Original: When is charity wrong?
Reframed: When is transparency wrong—does oversharing vulnerabilities with the board or public create more risk than trust?
Original: Are consumers in search of bargains complicit in modern slavery?
Reframed: Are enterprises complicit in supply chain abuses when we choose cheaper but insecure vendors?
Original: Do we value our security too highly?
Reframed: At what point does security spending outpace ROI and erode shareholder value?
Crisis & Response
Original: Why hug a hoodie?
Reframed: Why should enterprises embrace “hoodie culture” (ethical hackers, red teams) instead of distrusting them?
Original: Why not uncivil disobedience?
Reframed: Should insider whistleblowing or employee walk-outs on ethical grounds be treated as a security risk, cultural signal, or both?
Original: What is the point of voting?
Reframed: What is the point of tabletop exercises if decision-makers always default to the CEO or General Counsel authority?
Original: Is ignorance bliss?
Reframed: Is it safer for boards to remain at a high-level view of cyber risk, or should they confront technical detail—even if overwhelming?
Culture & Human Factors
Original: Why teach poetry to children?
Reframed: Why teach security awareness to executives when AI can now detect many attacks automatically?
Original: What is a gift?
Reframed: What is trust in a security culture—is it a given, or must it consistently be earned and renewed?
Original: Are emotions irrational?
Reframed: Are fear and outrage irrational in security culture, or are they necessary drivers of vigilance?
Original: Compare a contemporary political leader to a character in mythology.
Reframed: Compare a recent breach response leader to a mythological archetype—hero, trickster, or martyr.

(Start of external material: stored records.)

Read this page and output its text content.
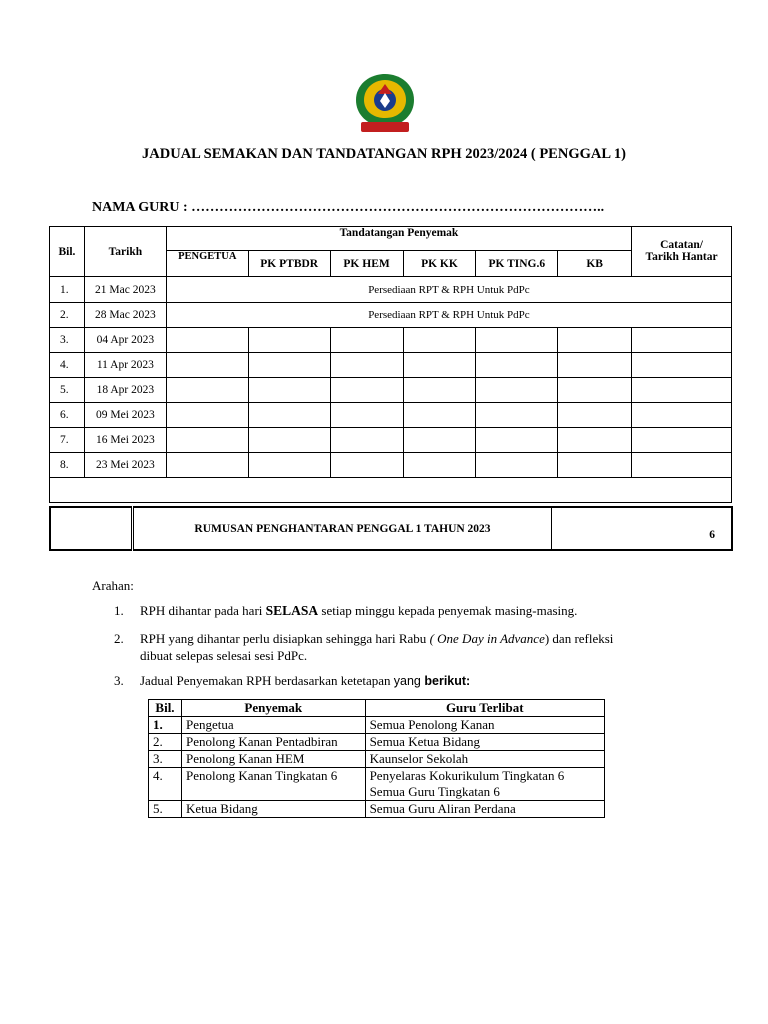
JADUAL SEMAKAN DAN TANDATANGAN RPH 2023/2024 ( PENGGAL 1)
NAMA GURU : ……………………………………………………………………………..
Bil.	Tarikh	Tandatangan Penyemak						Catatan/
		PENGETUA	PK PTBDR	PK HEM	PK KK	PK TING.6	KB	Tarikh Hantar
1.	21 Mac 2023	Persediaan RPT & RPH Untuk PdPc						
2.	28 Mac 2023	Persediaan RPT & RPH Untuk PdPc						
3.	04 Apr 2023							
4.	11 Apr 2023							
5.	18 Apr 2023							
6.	09 Mei 2023							
7.	16 Mei 2023							
8.	23 Mei 2023							

	RUMUSAN PENGHANTARAN PENGGAL 1 TAHUN 2023	6
Arahan:
1. RPH dihantar pada hari SELASA setiap minggu kepada penyemak masing-masing.
2. RPH yang dihantar perlu disiapkan sehingga hari Rabu ( One Day in Advance) dan refleksi
dibuat selepas selesai sesi PdPc.
3. Jadual Penyemakan RPH berdasarkan ketetapan yang berikut:
Bil.	Penyemak	Guru Terlibat
1.	Pengetua	Semua Penolong Kanan
2.	Penolong Kanan Pentadbiran	Semua Ketua Bidang
3.	Penolong Kanan HEM	Kaunselor Sekolah
4.	Penolong Kanan Tingkatan 6	Penyelaras Kokurikulum Tingkatan 6
Semua Guru Tingkatan 6
5.	Ketua Bidang	Semua Guru Aliran Perdana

What does that reveal about crisis leadership?
How to Use These in Practice
Pick one or two reframed questions for each board or exec session—no more.
Use them to sharpen discussions around specific decisions (e.g., investment, vendor choice, incident response posture).
Don’t aim for definitive answers. Aim to reveal judgment under stress—how leaders weigh uncertainty, tradeoffs, and principles.
Closing
As a CSO or CISO, your credibility comes from how you think under pressure, not how polished your slides are. The All Souls exam demonstrates a robust approach to evaluating judgment: open-ended questions, domain-specific rigor, precise translation, and live defense.
Bring that format into your boardroom. Do it once this quarter. If decisions come faster and trust runs higher, keep it. If not, tighten your prompts and the rubric until they do.